Certes, je le trouvais fascinant et beau. Il me parlait. Sinon, pourquoi aurait-il capté mon attention? Mais plus encore, je voyais dans l'acquisition de cet objet une façon de me rapprocher de cet éternel invisible qui a contribué à mon éveil de jeune adulte et, plus tard, suscité les plus grands fantasmes qu'un journaliste puisse éprouver.

La mort de ce géant que fut Réjean Ducharme nous fait prendre conscience de l'importance du rôle qu'il a joué dans la reconnaissance de notre identité culturelle. Je parle de la langue, de notre langue. Avec Michel Tremblay (les deux auteurs ont percé presque en même temps), ils ont été les premiers à oser écrire avec les mots qui sortaient de notre bouche dans la rue. Avant eux, sur scène ou dans les livres, ces mots redevenaient la plupart du temps ceux des Français.

Les premières oeuvres de Ducharme et de Tremblay sont écrites, créées ou publiées entre 1965 et 1968. Rappelons que 1968 a également été celle qui nous a offert l'Osstidcho. Aussi bien dire que cette période a été la plus percutante dans l'éveil du Québec moderne. Et Ducharme, sage étudiant des Clercs de Saint-Viateur, à Joliette, en a été l'un des artisans.

La langue de Ducharme n'est pas faite que de teintes locales et de néologismes débridés. Fort heureusement. Elle a la force des bulldozers, la constance des charrues de labour.

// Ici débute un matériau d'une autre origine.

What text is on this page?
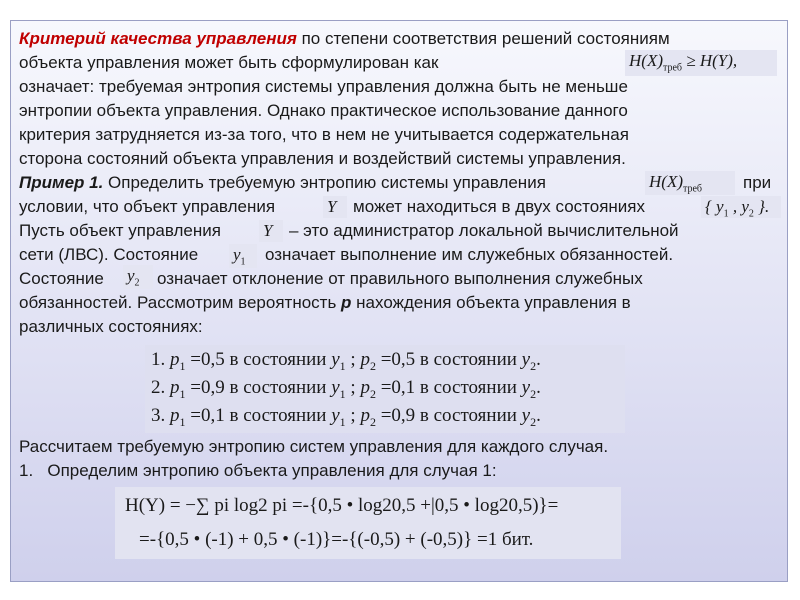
Критерий качества управления по степени соответствия решений состояниям
объекта управления может быть сформулирован как	$H(X)_{треб} \ge H(Y)$,
означает: требуемая энтропия системы управления должна быть не меньше
энтропии объекта управления. Однако практическое использование данного
критерия затрудняется из-за того, что в нем не учитывается содержательная
сторона состояний объекта управления и воздействий системы управления.
Пример 1. Определить требуемую энтропию системы управления	$H(X)_{треб}$	при
условии, что объект управления	Y может находиться в двух состояниях	{ $y_1$ , $y_2$ }.
Пусть объект управления Y – это администратор локальной вычислительной
сети (ЛВС). Состояние $y_1$	означает выполнение им служебных обязанностей.
Состояние $y_2$	означает отклонение от правильного выполнения служебных
обязанностей. Рассмотрим вероятность p нахождения объекта управления в
различных состояниях:
1. $p_1 =0,5$ в состоянии $y_1$ ; $p_2 =0,5$ в состоянии $y_2$.
2. $p_1 =0,9$ в состоянии $y_1$ ; $p_2 =0,1$ в состоянии $y_2$.
3. $p_1 =0,1$ в состоянии $y_1$ ; $p_2 =0,9$ в состоянии $y_2$.
Рассчитаем требуемую энтропию систем управления для каждого случая.
1. Определим энтропию объекта управления для случая 1:
H(Y) = −∑ pi log2 pi =-{0,5 • log20,5 +|0,5 • log20,5)}=
=-{0,5 • (-1) + 0,5 • (-1)}=-{(-0,5) + (-0,5)} =1 бит.
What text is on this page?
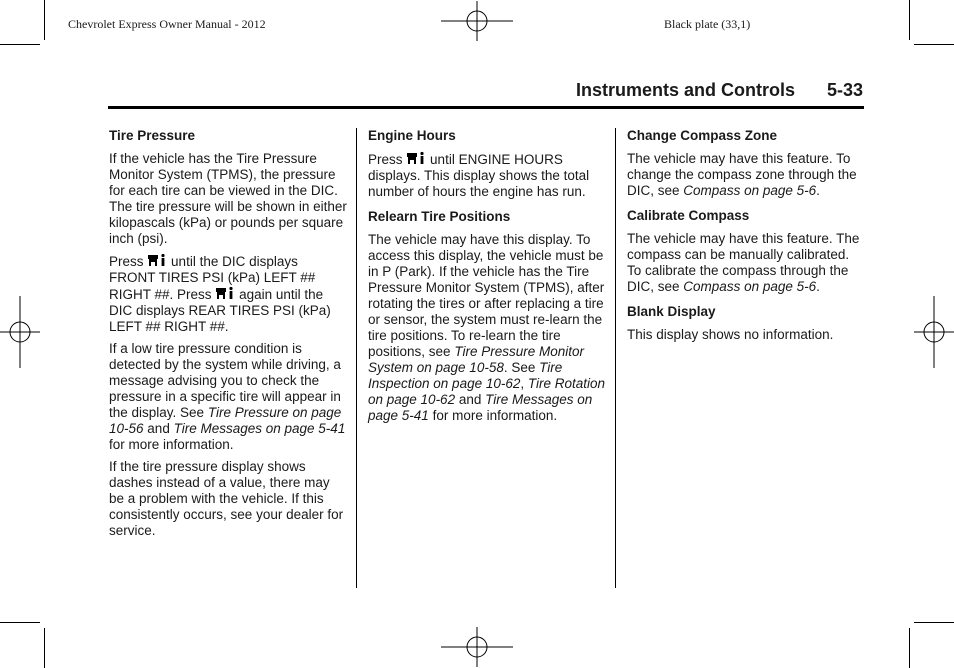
Chevrolet Express Owner Manual - 2012	Black plate (33,1)
Instruments and Controls 5-33
Tire Pressure

If the vehicle has the Tire Pressure Monitor System (TPMS), the pressure for each tire can be viewed in the DIC. The tire pressure will be shown in either kilopascals (kPa) or pounds per square inch (psi).

Press until the DIC displays FRONT TIRES PSI (kPa) LEFT ## RIGHT ##. Press again until the DIC displays REAR TIRES PSI (kPa) LEFT ## RIGHT ##.

If a low tire pressure condition is detected by the system while driving, a message advising you to check the pressure in a specific tire will appear in the display. See Tire Pressure on page 10-56 and Tire Messages on page 5-41 for more information.

If the tire pressure display shows dashes instead of a value, there may be a problem with the vehicle. If this consistently occurs, see your dealer for service.

Engine Hours

Press until ENGINE HOURS displays. This display shows the total number of hours the engine has run.

Relearn Tire Positions

The vehicle may have this display. To access this display, the vehicle must be in P (Park). If the vehicle has the Tire Pressure Monitor System (TPMS), after rotating the tires or after replacing a tire or sensor, the system must re-learn the tire positions. To re-learn the tire positions, see Tire Pressure Monitor System on page 10-58. See Tire Inspection on page 10-62, Tire Rotation on page 10-62 and Tire Messages on page 5-41 for more information.

Change Compass Zone

The vehicle may have this feature. To change the compass zone through the DIC, see Compass on page 5-6.

Calibrate Compass

The vehicle may have this feature. The compass can be manually calibrated. To calibrate the compass through the DIC, see Compass on page 5-6.

Blank Display

This display shows no information.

Mais elle porte aussi en elle toute la fragilité, toute l'impuissance de l'humanité. C'est ce qui la rend forte, c'est ce qui fait qu'elle nous transperce et nous bouleverse.

Rarement un auteur aura mieux que Ducharme donné la parole à l'enfance et à l'adolescence.

Lui qui a transformé sa vie en jeu de cabane dans les arbres a créé des personnages d'enfants et d'adolescents parmi les plus beaux, les plus émouvants de la littérature. Je pense à la Bérénice de L'avalée des avalées, à Mille Milles et Chateaugué du Nez qui voque et, bien sûr, à l'attachante et machiavélique Manon des Bons débarras.

Une oeuvre dense et riche

Ducharme n'a pas été un auteur très prolifique (neuf romans, cinq pièces, deux scénarios de film et une quarantaine de chansons) en 51 ans. D'autres l'ont été plus que lui. Mais son oeuvre est dense et riche. Elle a l'immense qualité de traverser le temps.

Les dernières oeuvres de Ducharme remontent à la fin des années 90. L'homme continuait-il d'écrire? On ne le sait pas. Faisons confiance aux metteurs en scène pour remonter ses pièces, aux éditeurs et aux libraires pour nous offrir ses livres et aux salles de répertoire pour présenter ses films.

Ducharme n'est plus.

Ne l'ayant jamais vu de son vivant, nous avons de cesse remis en question son existence. Ne l'ayant jamais vu de son vivant, nous avons du mal à l'imaginer mort. Ne l'ayant jamais vu de son vivant, nous allons maintenant nous demander s'il est vraiment mort.